Насладившись замешательством среди офицеров и выслушав звучащие вразнобой приветствия, Распутин стряхнул с плеч пальто и вопросительно уставился на Ставского, принявшего на себя роль неформального лидера.
– Чайком напоите, служивые? Или будем на сухую разговаривать?
Народ прорвало. Все разом загомонили, обступив Григория, превратив степенные неторопливые посиделки в пчелиный улей. Каждый хотел пожать руку, похлопать по плечу или просто прикоснуться, убедившись, что он живой человек, а не бестелесный призрак.
– Нам, конечно, приятно слышать такое обращение, – сказал Ставский, когда гул голосов немного утих, и Распутина усадили за стол, – но тут такое дело, Григорий Ефимыч… Не хочет нас Отечество видеть своими защитниками, поэтому мы уже и не служивые…
По залу прокатился гул одобрения.
– А вам, господа, стало быть, особое приглашение нужно, чтобы защищать Отечество? Или оно для вас теперь и не Отечество вовсе? – без тени улыбки спросил Распутин и, не давая разрастись возмущенным возгласам, продолжил. – Мы ведь Россию матушкой величаем не просто так, не для красного словца, а с глубоким практическим смыслом. Вспомните своё детство. Сколько раз нам казалось, что наша мама несправедлива к нам? Разве не случалось, что она действительно наказывала нас, не разобравшись, по навету, просто потому что устала, ошиблась? Кто не наматывал в детстве слёзы на кулак из-за незаслуженных, несправедливых семейных ссор и обид? И что?

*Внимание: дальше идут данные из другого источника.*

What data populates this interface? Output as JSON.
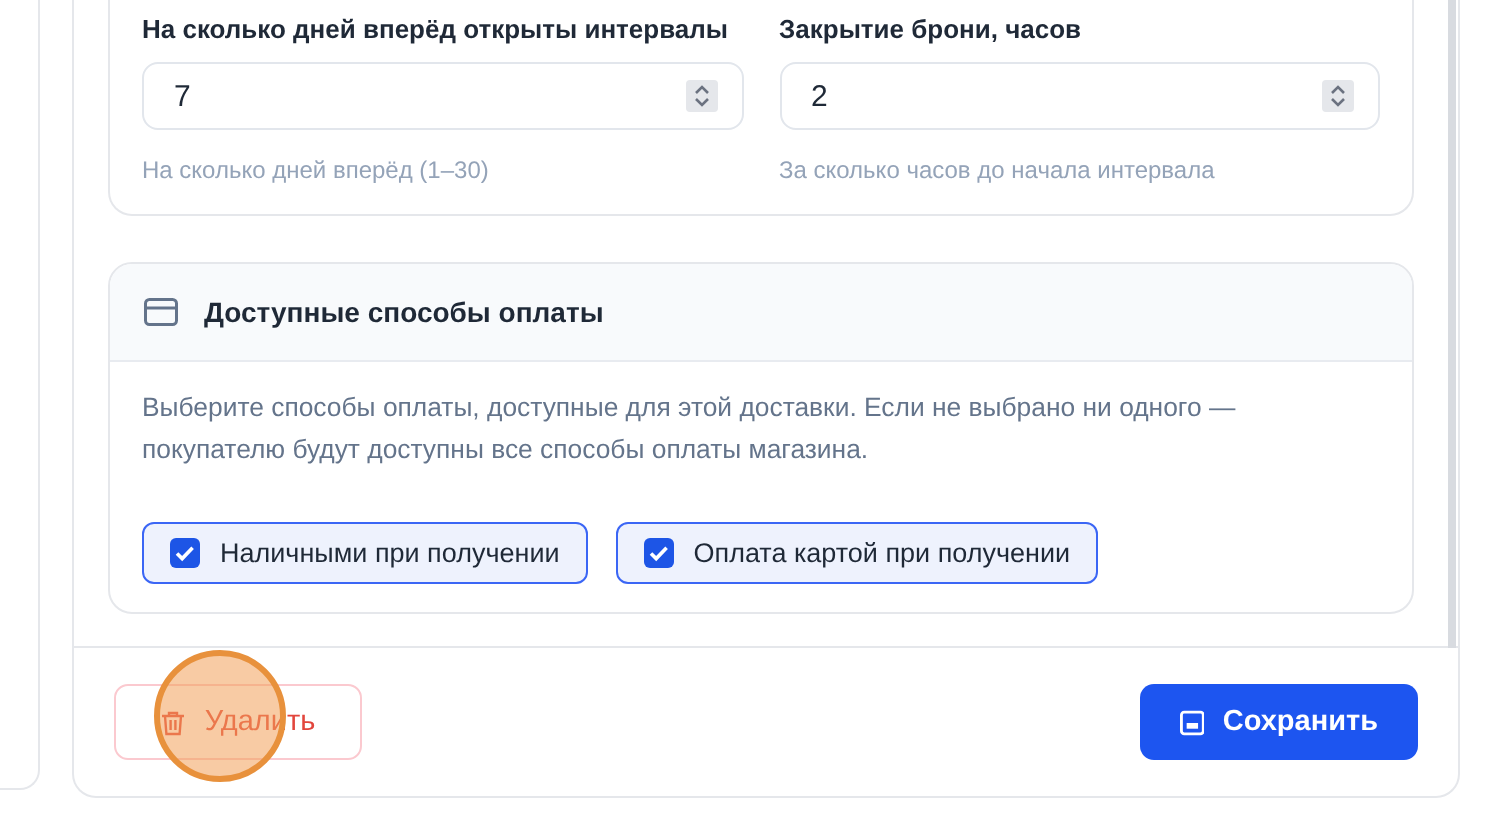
{
  "fields": [
    {
      "label": "На сколько дней вперёд открыты интервалы",
      "value": "7",
      "hint": "На сколько дней вперёд (1–30)"
    },
    {
      "label": "Закрытие брони, часов",
      "value": "2",
      "hint": "За сколько часов до начала интервала"
    }
  ],
  "payment_section": {
    "title": "Доступные способы оплаты",
    "description": "Выберите способы оплаты, доступные для этой доставки. Если не выбрано ни одного — покупателю будут доступны все способы оплаты магазина.",
    "options": [
      {
        "label": "Наличными при получении",
        "checked": true
      },
      {
        "label": "Оплата картой при получении",
        "checked": true
      }
    ]
  },
  "footer": {
    "delete_button": "Удалить",
    "save_button": "Сохранить"
  }
}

После этого ваша мама переставала быть родной, единственной? Неужели вы отказывались любить и защищать её? Так и с Отечеством. Оно может быть несправедливо и даже жестоко, но другой России у меня для вас нет. Придётся выбирать – или жить с ней, такой, какая есть, или отречься и перейти в стан нанавистников. На нейтральной полосе не останешься. Так можно было сделать до войны, а сейчас слишком поздно.
Просторный холл гостиницы погрузился в звенящую тишину. Если бы сюда сейчас зашёл человек с плохим зрением, ему бы показалось, что помещение пусто. За окном крупными ватными хлопьями падал снег. Сквозь него мимо сугробов поспешал по своим делам чиновник в шинели с поднятым воротником и летней фуражке. Вдалеке шумел приближающийся поезд, а в санатории “Ермоловка” время остановилось. Звякнула ложечка, упавшая в пустую чашку. Офицеры встрепенулись, начали переглядываться, с задних рядов послышался чей-то настойчивый шёпот, больше похожий на жужжание шмеля.
– Стало быть, мы обречены на защиту престола и Отечества, независимо от того, гладят нас по шёрстке или пинают, как собак шелудивых? Так, Григорий Ефимович? – задал вопрос Ставский, и по реакции окружающих было понятно, что многие с ним согласны.